On social media today I saw a poster that said
Cut it for me
Write it for me
Open it for me
Set it up for me
Draw it for me
Find it for me
All I learn is: You do it better than me
Perhaps this is where the resilience disappears; we are so pressured for time and so keen that children succeed that we forget that to be resilient we need to overcome failure – that is what resilience is. To overcome failure we need to be allowed to fail. When we step in too soon we are reducing resilience, we are in effect saying to children what you are doing is not good enough.
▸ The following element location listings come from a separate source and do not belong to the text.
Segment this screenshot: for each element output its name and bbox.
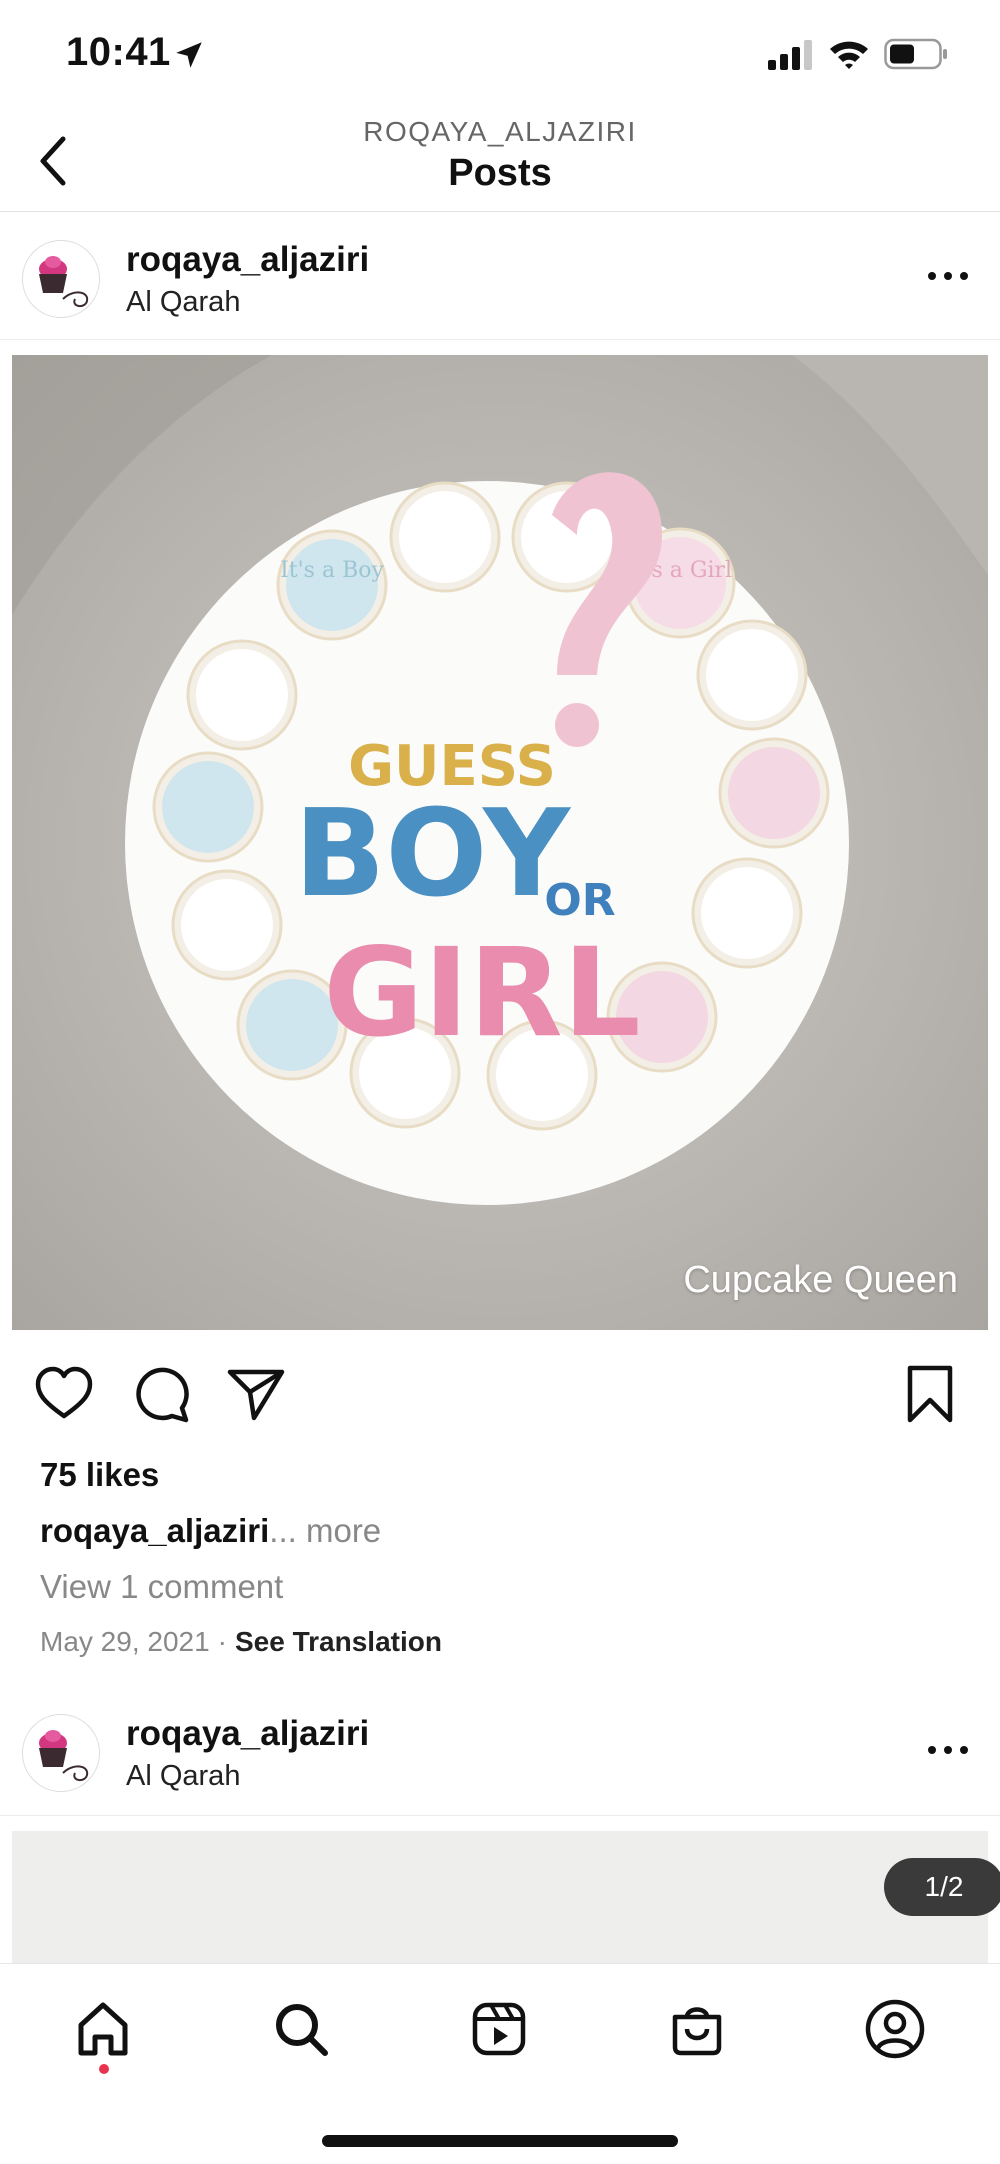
cake-girl-text: GIRL [323, 922, 640, 1064]
location-arrow-icon [176, 42, 202, 68]
view-comments-link[interactable]: View 1 comment [40, 1568, 283, 1606]
tab-search[interactable] [266, 1994, 336, 2064]
cupcake-boy-text: It's a Boy [280, 558, 384, 583]
caption[interactable]: roqaya_aljaziri... more [40, 1512, 381, 1550]
see-translation-link[interactable]: See Translation [235, 1626, 442, 1657]
post-username[interactable]: roqaya_aljaziri [126, 1714, 369, 1754]
search-icon [276, 2004, 328, 2056]
cake-boy-text: BOY [294, 785, 572, 924]
cupcake-tray-illustration: It's a Boy It's a Girl GUESS BOY OR GIRL [12, 355, 988, 1330]
home-indicator[interactable] [322, 2135, 678, 2147]
post-location[interactable]: Al Qarah [126, 1760, 240, 1793]
post-date-line: May 29, 2021 · See Translation [40, 1626, 442, 1658]
tab-shop[interactable] [662, 1994, 732, 2064]
cupcake-logo-icon [39, 256, 89, 307]
post-header: roqaya_aljaziri Al Qarah [0, 214, 1000, 340]
profile-icon [865, 1999, 925, 2059]
share-icon[interactable] [224, 1362, 288, 1426]
bookmark-icon[interactable] [898, 1362, 962, 1426]
image-counter-badge: 1/2 [884, 1858, 1000, 1916]
signal-icon [768, 40, 812, 70]
avatar[interactable] [22, 1714, 100, 1792]
wifi-icon [830, 41, 868, 69]
more-options-button[interactable] [920, 1728, 976, 1772]
comment-icon[interactable] [128, 1362, 192, 1426]
post-username[interactable]: roqaya_aljaziri [126, 240, 369, 280]
status-bar: 10:41 [0, 0, 1000, 110]
page-title: Posts [448, 152, 552, 194]
reels-icon [472, 2002, 526, 2056]
next-post-header: roqaya_aljaziri Al Qarah [0, 1688, 1000, 1816]
next-post-image[interactable] [12, 1831, 988, 1971]
heart-icon[interactable] [32, 1362, 96, 1426]
more-options-button[interactable] [920, 254, 976, 298]
notification-dot [99, 2064, 109, 2074]
date-separator: · [217, 1626, 227, 1657]
home-icon [78, 2002, 128, 2056]
post-date: May 29, 2021 [40, 1626, 210, 1657]
tab-reels[interactable] [464, 1994, 534, 2064]
post-actions [0, 1362, 1000, 1442]
tab-bar [0, 1963, 1000, 2164]
shop-icon [672, 2007, 722, 2056]
page-header: ROQAYA_ALJAZIRI Posts [0, 110, 1000, 212]
tab-profile[interactable] [860, 1994, 930, 2064]
tab-home[interactable] [68, 1994, 138, 2064]
cupcake-logo-icon [39, 1730, 89, 1781]
header-username: ROQAYA_ALJAZIRI [363, 116, 637, 147]
avatar[interactable] [22, 240, 100, 318]
likes-count[interactable]: 75 likes [40, 1456, 159, 1494]
post-location[interactable]: Al Qarah [126, 286, 240, 319]
post-image[interactable]: It's a Boy It's a Girl GUESS BOY OR GIRL… [12, 355, 988, 1330]
battery-icon [884, 38, 947, 70]
caption-more[interactable]: ... more [269, 1512, 381, 1549]
cake-or-text: OR [544, 875, 615, 926]
caption-username[interactable]: roqaya_aljaziri [40, 1512, 269, 1549]
status-time: 10:41 [66, 30, 171, 74]
image-watermark: Cupcake Queen [683, 1259, 958, 1301]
There is definitely a case for offering support – I have walked around my house for many hours this week letting my grandson hold onto one finger as he walked, encouraging him to let go and still being there when he wanted to try again but if I picked him up and carried him every time he fell would that actually help him learn to walk?
As a teacher it is lovely to mark a page of work and be able to put lots of ticks but if every child in your class has a complete page of ticks have we actually been a good teacher or did they already know it? If every child has a page of work with no mistakes have we really stretched them to increase their knowledge, understanding and application?
We do need to teach children facts and skills and how to apply them, we also need to teach how to cope when things get tricky – very few of us go through life without some failures including in exams, driving tests or job interviews.
We do need to encourage children, using specific praise – they need to experience some success and to feel a sense of achievement so that they want to continue trying. We do need to offer appropriate support which can be gradually withdrawn so that they feel that the task is achievable. We need to be confident enough to let them fail so that the inbuilt resilience that they had as toddlers is not eroded. It is often hard to see children fail even in small ways but perhaps if we don’t erode their resilience we won’t have to teach it again when they grow older.